Disney+ Faces Tech Glitches on Release

The long-awaited unveiling of Disney’s streaming platform Disney+ was met with lukewarm applause yesterday. While many hardcore fans immediately signed up to use the service, the general public was disappointed with the tech glitches the entertainment superpower had in their applications. It’s unclear how many people actually signed up to use Disney+, but investors saw it as a positive, with the company’s stock rising 1.2%. The company’s most significant competitor, Netflix, saw a decline in its share value by 1.2% yesterday as well.

Quality over Quantity?

Disney’s streaming platform boasts roughly 500 movies and over 7,500 tv shows.
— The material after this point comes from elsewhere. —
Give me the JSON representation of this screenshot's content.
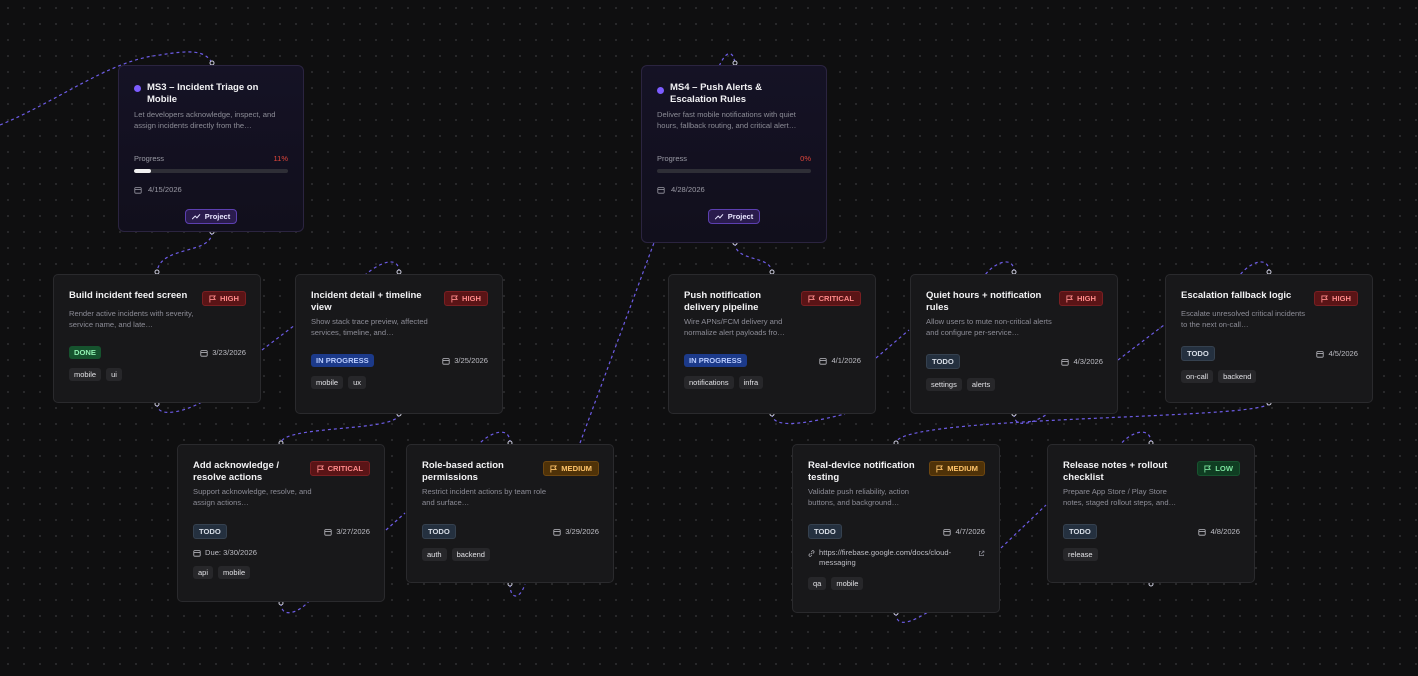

In anticipation of the streaming platform’s launch, Disney started terminating access to its intellectual property titles. The consumer demand for Disney’s shows has a lot to do with nostalgia. The company intends to cash in on this by offering its shows exclusively on its streaming platform. Competing platforms such as Netflix and Hulu may see significant competition from the company, although many casual fans of the company have approached the situation with caution.

Overloading the Platform

Engineers at Disney’s streaming headquarters must have underestimated the demand the platform would have, with many users being greeted by a blue-screen bearing Mickey Mouse’s head and an invitation to close the app and restart it. Additionally, some Apple users had a hard time locating Disney’s app within the Apple store. Signing up didn’t present a problem for users, but accessing the service once their accounts were verified (and paid for) made many consumers angry.

How Many Services is Too Many?

Casual users of online streaming services were not overly enthusiastic about the release. Several saw it as another cash-grab by the massive entertainment studio. One of the most important things to note is that many users turned to streaming platforms as a way to avoid using unstable pirate streaming sites. With the advent of streaming services splitting up their content into individual channels, we may see more users turning to pirate streaming sites to get the content they want without having to pay subscription fees that aren’t worth the price.